Now the major question one might ask is if Moore's message is too heavy handed (as most of them tend to be). Well if his message was that guns are bad and gun control is good, it might have been heavy handed. But the message is that there is no simple answer to why we are a society of violence. He certainly offers some conjectures but he doesn't really have any answers.
What is hard to do with this film is to separate the politics from the film. If one is politically opposed to what Moore is saying, you will hate the film. If you agree you will love it - but does that mean it is a good or bad film?
Personally, I think the film is very solid. Moore does have a tendency to get sidetracked by amusing people or situations but for much of this movie he retains his focus. He continues to look at the cetral question rather than be distracted by amusing side notes. Once observing that our society has what could almost be called an obsession with fear, he proceeds to look at how that obsession manifests itself.

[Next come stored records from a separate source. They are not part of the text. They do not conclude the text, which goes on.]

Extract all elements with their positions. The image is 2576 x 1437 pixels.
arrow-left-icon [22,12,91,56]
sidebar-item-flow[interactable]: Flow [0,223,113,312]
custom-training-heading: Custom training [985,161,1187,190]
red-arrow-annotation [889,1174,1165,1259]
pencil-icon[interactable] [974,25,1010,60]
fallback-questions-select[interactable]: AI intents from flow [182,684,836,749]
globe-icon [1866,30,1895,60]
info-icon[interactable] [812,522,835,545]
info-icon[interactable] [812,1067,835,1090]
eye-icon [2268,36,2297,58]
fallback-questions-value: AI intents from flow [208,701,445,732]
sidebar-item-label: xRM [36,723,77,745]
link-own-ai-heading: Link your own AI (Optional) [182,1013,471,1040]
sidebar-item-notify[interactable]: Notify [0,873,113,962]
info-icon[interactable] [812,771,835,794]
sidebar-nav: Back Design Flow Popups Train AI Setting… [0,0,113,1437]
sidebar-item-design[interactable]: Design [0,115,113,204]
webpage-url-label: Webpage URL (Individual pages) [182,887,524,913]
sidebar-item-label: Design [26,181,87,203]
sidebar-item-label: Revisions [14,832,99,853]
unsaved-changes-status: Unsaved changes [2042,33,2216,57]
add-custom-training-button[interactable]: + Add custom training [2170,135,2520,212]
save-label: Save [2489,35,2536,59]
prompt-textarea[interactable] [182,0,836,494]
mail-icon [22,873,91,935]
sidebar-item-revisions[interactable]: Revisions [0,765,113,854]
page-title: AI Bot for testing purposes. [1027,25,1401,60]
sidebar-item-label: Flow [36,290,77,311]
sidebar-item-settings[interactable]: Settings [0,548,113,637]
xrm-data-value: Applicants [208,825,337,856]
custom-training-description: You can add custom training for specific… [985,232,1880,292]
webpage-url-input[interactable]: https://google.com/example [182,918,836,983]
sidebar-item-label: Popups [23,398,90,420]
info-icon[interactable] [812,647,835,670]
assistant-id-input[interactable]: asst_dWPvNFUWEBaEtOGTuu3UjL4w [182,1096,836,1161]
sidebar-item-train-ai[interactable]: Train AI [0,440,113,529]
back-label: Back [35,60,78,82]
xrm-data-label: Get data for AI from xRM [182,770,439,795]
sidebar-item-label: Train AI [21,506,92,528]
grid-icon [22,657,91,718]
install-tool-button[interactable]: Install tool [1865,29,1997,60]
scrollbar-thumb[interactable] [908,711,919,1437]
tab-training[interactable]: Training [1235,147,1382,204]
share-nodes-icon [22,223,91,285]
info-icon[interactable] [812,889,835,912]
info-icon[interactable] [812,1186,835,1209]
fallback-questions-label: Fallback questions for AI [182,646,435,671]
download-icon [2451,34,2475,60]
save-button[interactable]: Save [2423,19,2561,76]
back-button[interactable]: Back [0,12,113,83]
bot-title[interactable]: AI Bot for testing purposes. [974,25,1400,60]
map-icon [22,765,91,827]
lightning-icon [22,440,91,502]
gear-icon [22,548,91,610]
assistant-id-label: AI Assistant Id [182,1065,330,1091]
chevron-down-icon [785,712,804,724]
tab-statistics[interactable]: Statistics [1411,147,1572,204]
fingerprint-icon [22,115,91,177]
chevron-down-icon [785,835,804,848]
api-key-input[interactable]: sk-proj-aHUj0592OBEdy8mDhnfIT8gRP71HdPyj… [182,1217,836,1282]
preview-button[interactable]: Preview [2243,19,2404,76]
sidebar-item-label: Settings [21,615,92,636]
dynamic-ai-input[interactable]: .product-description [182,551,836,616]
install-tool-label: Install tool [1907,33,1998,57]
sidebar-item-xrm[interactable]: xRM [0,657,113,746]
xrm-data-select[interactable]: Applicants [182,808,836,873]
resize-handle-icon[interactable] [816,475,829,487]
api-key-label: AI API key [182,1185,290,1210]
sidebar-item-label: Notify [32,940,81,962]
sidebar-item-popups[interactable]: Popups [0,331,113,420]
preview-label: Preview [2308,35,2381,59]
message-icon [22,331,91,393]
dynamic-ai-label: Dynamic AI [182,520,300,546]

A few of his trademark confrontations don't really work as well. I often wonder why these people - who must know of Moore by now - are still so afraid of him. Why, for instance, doesn't a high ranking Republican agree to sit down and talk with him when they look like a far bigger idiot when they run away? After a while, though, they stop looking like idiots because they look like everyone else.
But minor structural complaints aside, this is a powerful piece of cinema. It treats the subject of the Columbine massacre with remarkable care. Moore can see the humor in a great many things, but he knows what is not funny. The event that inspired the movie was a horrible moment in human history but the question that lingers in our head is how can we stop it from happening again?
Moore clearly hasn't got it figured out yet. The only thing it would seem that he does know is that nobody else has it figured out either. While people are pointing fingers at Marylin Manson and violent video games and even the NRA, they are not pointing the finger at the problem. The problem isn't the guns themselves, the problem is why we want them.